A contribuição extraordinária de solidariedade (CES) vai desaparecer para a maioria dos pensionistas do regime geral e da Caixa Geral de Aposentações, mas quem tem rendimentos de pensões superiores a 4611 euros continuará sujeito a cortes, embora menores, no próximo ano.

Uma proposta preliminar do Orçamento do Estado (OE) para 2015, a que o PÚBLICO teve acesso, prevê que o montante das pensões entre os 4611,42 euros e os 7126,74 terá um corte de 15%. O montante que excede este valor está sujeito a uma redução de 40%.

A confirmar-se a intenção do Governo de realizar cortes apenas a partir dos 4611,42 euros, todos os pensionistas actualmente visados pela CES poderão ter em 2015 uma melhoria do seu rendimento. Em percentagem, o valor reposto vai de 3,5% para quem ganha 1000 euros até aos 10% para quem ganha mais de 3500 euros. Em euros, o ganho é tanto maior quanto maior for o rendimento bruto.

Nas pensões entre os 1000 e os 4611,42 euros, que estavam sujeitas a cortes que iam dos 3,5% até aos 10%, a reposição do montante cortado é total. Por exemplo, quem aufira uma pensão bruta de 1200 euros, vai deixar de sentir o actual corte de 42 euros. E quem ganhe 3500 euros, voltará a receber os 335 euros que lhe são agora retirados.

Para quem tem uma pensão bruta superior a 4611,42 euros os cortes mantêm-se, é certo, mas de forma mais reduzida. Para estes pensionistas, a reposição de vencimento será equivalente a 10% da pensão bruta.

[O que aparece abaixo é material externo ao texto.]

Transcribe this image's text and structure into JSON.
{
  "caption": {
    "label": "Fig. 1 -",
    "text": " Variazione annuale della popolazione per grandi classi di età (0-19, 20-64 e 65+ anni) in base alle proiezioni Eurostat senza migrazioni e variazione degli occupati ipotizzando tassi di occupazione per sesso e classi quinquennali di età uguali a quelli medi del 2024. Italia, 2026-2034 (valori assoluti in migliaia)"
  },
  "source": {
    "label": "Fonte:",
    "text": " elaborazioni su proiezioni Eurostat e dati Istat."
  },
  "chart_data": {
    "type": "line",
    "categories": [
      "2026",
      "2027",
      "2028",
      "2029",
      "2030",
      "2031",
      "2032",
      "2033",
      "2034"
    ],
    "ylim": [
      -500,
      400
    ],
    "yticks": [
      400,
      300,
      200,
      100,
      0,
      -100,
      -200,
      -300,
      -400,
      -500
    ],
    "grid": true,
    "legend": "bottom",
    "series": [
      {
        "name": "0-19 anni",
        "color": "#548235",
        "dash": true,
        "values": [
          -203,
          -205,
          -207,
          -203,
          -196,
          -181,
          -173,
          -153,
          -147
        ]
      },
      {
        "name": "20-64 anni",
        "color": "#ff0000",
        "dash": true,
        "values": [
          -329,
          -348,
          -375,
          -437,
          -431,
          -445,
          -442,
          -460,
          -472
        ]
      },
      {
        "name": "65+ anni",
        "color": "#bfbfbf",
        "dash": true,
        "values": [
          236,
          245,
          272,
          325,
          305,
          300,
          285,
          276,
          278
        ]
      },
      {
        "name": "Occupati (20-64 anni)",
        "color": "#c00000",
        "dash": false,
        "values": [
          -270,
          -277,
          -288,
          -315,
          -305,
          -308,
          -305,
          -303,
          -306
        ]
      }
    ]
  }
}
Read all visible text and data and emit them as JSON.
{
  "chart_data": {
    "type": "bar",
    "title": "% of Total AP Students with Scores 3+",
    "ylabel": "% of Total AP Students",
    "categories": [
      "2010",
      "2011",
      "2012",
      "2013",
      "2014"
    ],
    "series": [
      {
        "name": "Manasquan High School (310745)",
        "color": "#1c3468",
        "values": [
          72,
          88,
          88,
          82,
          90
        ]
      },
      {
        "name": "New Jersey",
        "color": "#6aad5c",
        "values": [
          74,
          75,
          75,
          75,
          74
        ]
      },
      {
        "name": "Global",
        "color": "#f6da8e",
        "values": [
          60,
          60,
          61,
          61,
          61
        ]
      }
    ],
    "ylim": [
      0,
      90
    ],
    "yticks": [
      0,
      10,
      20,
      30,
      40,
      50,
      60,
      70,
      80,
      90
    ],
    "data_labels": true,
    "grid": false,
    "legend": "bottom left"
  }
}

Em euros, a reposição é por isso maior à medida que a pensão cresce. No caso de uma pensão de 5000 euros, o pensionista tem hoje um corte de 558,4 euros, que passará a ser de 58,4 euros, uma melhoria de 500 euros. Para quem ganha 9000 euros, passa-se de um corte de 2026,6 euros para 1126,6 euros, uma melhoria de 900 euros.

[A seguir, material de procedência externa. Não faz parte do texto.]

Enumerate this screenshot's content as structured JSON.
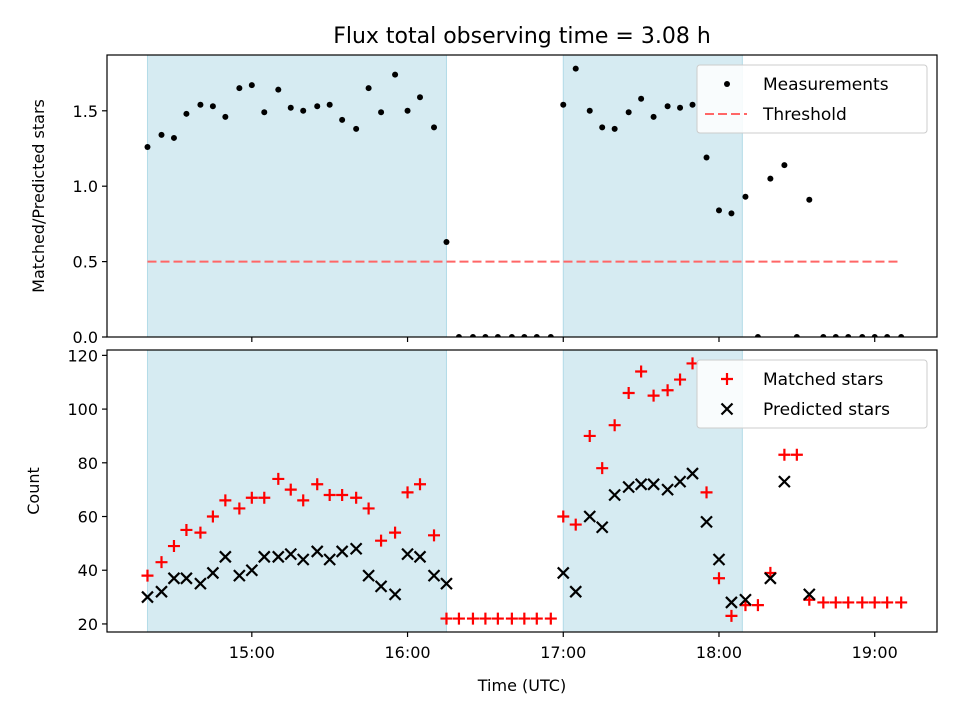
{
  "title": "Flux total observing time = 3.08 h",
  "colors": {
    "shade": "#add8e6",
    "measurements": "#000000",
    "threshold": "#ff6666",
    "matched": "#ff0000",
    "predicted": "#000000"
  },
  "chart_data": [
    {
      "type": "scatter",
      "ylabel": "Matched/Predicted stars",
      "ylim": [
        0,
        1.87
      ],
      "xlim_hours": [
        14.07,
        19.4
      ],
      "yticks": [
        0.0,
        0.5,
        1.0,
        1.5
      ],
      "ytick_labels": [
        "0.0",
        "0.5",
        "1.0",
        "1.5"
      ],
      "shaded_spans_hours": [
        [
          14.33,
          16.25
        ],
        [
          17.0,
          18.15
        ]
      ],
      "legend": {
        "placement": "top-right",
        "items": [
          "Measurements",
          "Threshold"
        ]
      },
      "series": [
        {
          "name": "Measurements",
          "marker": "dot",
          "points": [
            [
              14.33,
              1.26
            ],
            [
              14.42,
              1.34
            ],
            [
              14.5,
              1.32
            ],
            [
              14.58,
              1.48
            ],
            [
              14.67,
              1.54
            ],
            [
              14.75,
              1.53
            ],
            [
              14.83,
              1.46
            ],
            [
              14.92,
              1.65
            ],
            [
              15.0,
              1.67
            ],
            [
              15.08,
              1.49
            ],
            [
              15.17,
              1.64
            ],
            [
              15.25,
              1.52
            ],
            [
              15.33,
              1.5
            ],
            [
              15.42,
              1.53
            ],
            [
              15.5,
              1.54
            ],
            [
              15.58,
              1.44
            ],
            [
              15.67,
              1.38
            ],
            [
              15.75,
              1.65
            ],
            [
              15.83,
              1.49
            ],
            [
              15.92,
              1.74
            ],
            [
              16.0,
              1.5
            ],
            [
              16.08,
              1.59
            ],
            [
              16.17,
              1.39
            ],
            [
              16.25,
              0.63
            ],
            [
              16.33,
              0.0
            ],
            [
              16.42,
              0.0
            ],
            [
              16.5,
              0.0
            ],
            [
              16.58,
              0.0
            ],
            [
              16.67,
              0.0
            ],
            [
              16.75,
              0.0
            ],
            [
              16.83,
              0.0
            ],
            [
              16.92,
              0.0
            ],
            [
              17.0,
              1.54
            ],
            [
              17.08,
              1.78
            ],
            [
              17.17,
              1.5
            ],
            [
              17.25,
              1.39
            ],
            [
              17.33,
              1.38
            ],
            [
              17.42,
              1.49
            ],
            [
              17.5,
              1.58
            ],
            [
              17.58,
              1.46
            ],
            [
              17.67,
              1.53
            ],
            [
              17.75,
              1.52
            ],
            [
              17.83,
              1.54
            ],
            [
              17.92,
              1.19
            ],
            [
              18.0,
              0.84
            ],
            [
              18.08,
              0.82
            ],
            [
              18.17,
              0.93
            ],
            [
              18.25,
              0.0
            ],
            [
              18.33,
              1.05
            ],
            [
              18.42,
              1.14
            ],
            [
              18.5,
              0.0
            ],
            [
              18.58,
              0.91
            ],
            [
              18.67,
              0.0
            ],
            [
              18.75,
              0.0
            ],
            [
              18.83,
              0.0
            ],
            [
              18.92,
              0.0
            ],
            [
              19.0,
              0.0
            ],
            [
              19.08,
              0.0
            ],
            [
              19.17,
              0.0
            ]
          ]
        },
        {
          "name": "Threshold",
          "marker": "dashed-line",
          "points": [
            [
              14.33,
              0.5
            ],
            [
              19.17,
              0.5
            ]
          ]
        }
      ]
    },
    {
      "type": "scatter",
      "xlabel": "Time (UTC)",
      "ylabel": "Count",
      "ylim": [
        17,
        122
      ],
      "xlim_hours": [
        14.07,
        19.4
      ],
      "xticks_hours": [
        15,
        16,
        17,
        18,
        19
      ],
      "xtick_labels": [
        "15:00",
        "16:00",
        "17:00",
        "18:00",
        "19:00"
      ],
      "yticks": [
        20,
        40,
        60,
        80,
        100,
        120
      ],
      "ytick_labels": [
        "20",
        "40",
        "60",
        "80",
        "100",
        "120"
      ],
      "shaded_spans_hours": [
        [
          14.33,
          16.25
        ],
        [
          17.0,
          18.15
        ]
      ],
      "legend": {
        "placement": "top-right",
        "items": [
          "Matched stars",
          "Predicted stars"
        ]
      },
      "series": [
        {
          "name": "Matched stars",
          "marker": "plus",
          "points": [
            [
              14.33,
              38
            ],
            [
              14.42,
              43
            ],
            [
              14.5,
              49
            ],
            [
              14.58,
              55
            ],
            [
              14.67,
              54
            ],
            [
              14.75,
              60
            ],
            [
              14.83,
              66
            ],
            [
              14.92,
              63
            ],
            [
              15.0,
              67
            ],
            [
              15.08,
              67
            ],
            [
              15.17,
              74
            ],
            [
              15.25,
              70
            ],
            [
              15.33,
              66
            ],
            [
              15.42,
              72
            ],
            [
              15.5,
              68
            ],
            [
              15.58,
              68
            ],
            [
              15.67,
              67
            ],
            [
              15.75,
              63
            ],
            [
              15.83,
              51
            ],
            [
              15.92,
              54
            ],
            [
              16.0,
              69
            ],
            [
              16.08,
              72
            ],
            [
              16.17,
              53
            ],
            [
              16.25,
              22
            ],
            [
              16.33,
              22
            ],
            [
              16.42,
              22
            ],
            [
              16.5,
              22
            ],
            [
              16.58,
              22
            ],
            [
              16.67,
              22
            ],
            [
              16.75,
              22
            ],
            [
              16.83,
              22
            ],
            [
              16.92,
              22
            ],
            [
              17.0,
              60
            ],
            [
              17.08,
              57
            ],
            [
              17.17,
              90
            ],
            [
              17.25,
              78
            ],
            [
              17.33,
              94
            ],
            [
              17.42,
              106
            ],
            [
              17.5,
              114
            ],
            [
              17.58,
              105
            ],
            [
              17.67,
              107
            ],
            [
              17.75,
              111
            ],
            [
              17.83,
              117
            ],
            [
              17.92,
              69
            ],
            [
              18.0,
              37
            ],
            [
              18.08,
              23
            ],
            [
              18.17,
              27
            ],
            [
              18.25,
              27
            ],
            [
              18.33,
              39
            ],
            [
              18.42,
              83
            ],
            [
              18.5,
              83
            ],
            [
              18.58,
              29
            ],
            [
              18.67,
              28
            ],
            [
              18.75,
              28
            ],
            [
              18.83,
              28
            ],
            [
              18.92,
              28
            ],
            [
              19.0,
              28
            ],
            [
              19.08,
              28
            ],
            [
              19.17,
              28
            ]
          ]
        },
        {
          "name": "Predicted stars",
          "marker": "x",
          "points": [
            [
              14.33,
              30
            ],
            [
              14.42,
              32
            ],
            [
              14.5,
              37
            ],
            [
              14.58,
              37
            ],
            [
              14.67,
              35
            ],
            [
              14.75,
              39
            ],
            [
              14.83,
              45
            ],
            [
              14.92,
              38
            ],
            [
              15.0,
              40
            ],
            [
              15.08,
              45
            ],
            [
              15.17,
              45
            ],
            [
              15.25,
              46
            ],
            [
              15.33,
              44
            ],
            [
              15.42,
              47
            ],
            [
              15.5,
              44
            ],
            [
              15.58,
              47
            ],
            [
              15.67,
              48
            ],
            [
              15.75,
              38
            ],
            [
              15.83,
              34
            ],
            [
              15.92,
              31
            ],
            [
              16.0,
              46
            ],
            [
              16.08,
              45
            ],
            [
              16.17,
              38
            ],
            [
              16.25,
              35
            ],
            [
              17.0,
              39
            ],
            [
              17.08,
              32
            ],
            [
              17.17,
              60
            ],
            [
              17.25,
              56
            ],
            [
              17.33,
              68
            ],
            [
              17.42,
              71
            ],
            [
              17.5,
              72
            ],
            [
              17.58,
              72
            ],
            [
              17.67,
              70
            ],
            [
              17.75,
              73
            ],
            [
              17.83,
              76
            ],
            [
              17.92,
              58
            ],
            [
              18.0,
              44
            ],
            [
              18.08,
              28
            ],
            [
              18.17,
              29
            ],
            [
              18.33,
              37
            ],
            [
              18.42,
              73
            ],
            [
              18.58,
              31
            ]
          ]
        }
      ]
    }
  ]
}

Estes cortes abrangem o universo de pensionistas qu acutalmente são afectados pela CES, noemadamente as pensões pagas por fundos privados. Na primeira versão da CES, lançada em 2011 pelo governo de José Sócrates, estas pensões estavam excluídas.

Depois de o Tribunal Constitucional ter chumbado a reformulação da CES para 2015 (que implicava cortes definitivos nas pensões em pagamento), o primeiro-ministro já tinha dito que iria desistir de uma reforma da Segurança Social. Em finais de Setembro, Pedro Passos Coelho anunciou que não haveria, no próximo ano, "uma versão recauchutada da CES", mantendo-se apenas os cortes para os escalões mais altos.

Apesar do ganho conseguido para a maioria dos pensionistas com o fim da CES, o OE para 2015 congela a actualização das pensões.

À semelhança dos anos anteriores, apenas as pensões mínimas, do regime agrícola e sociais terão aumento. O secretário de Estado da Segurança Social, Agostinho Branquinho, já disse que essa actualização será em linha com a inflação.

O Governo está reunido esta quinta-feira para discutir o OE para o próximo ano e no sábado voltará ao tema.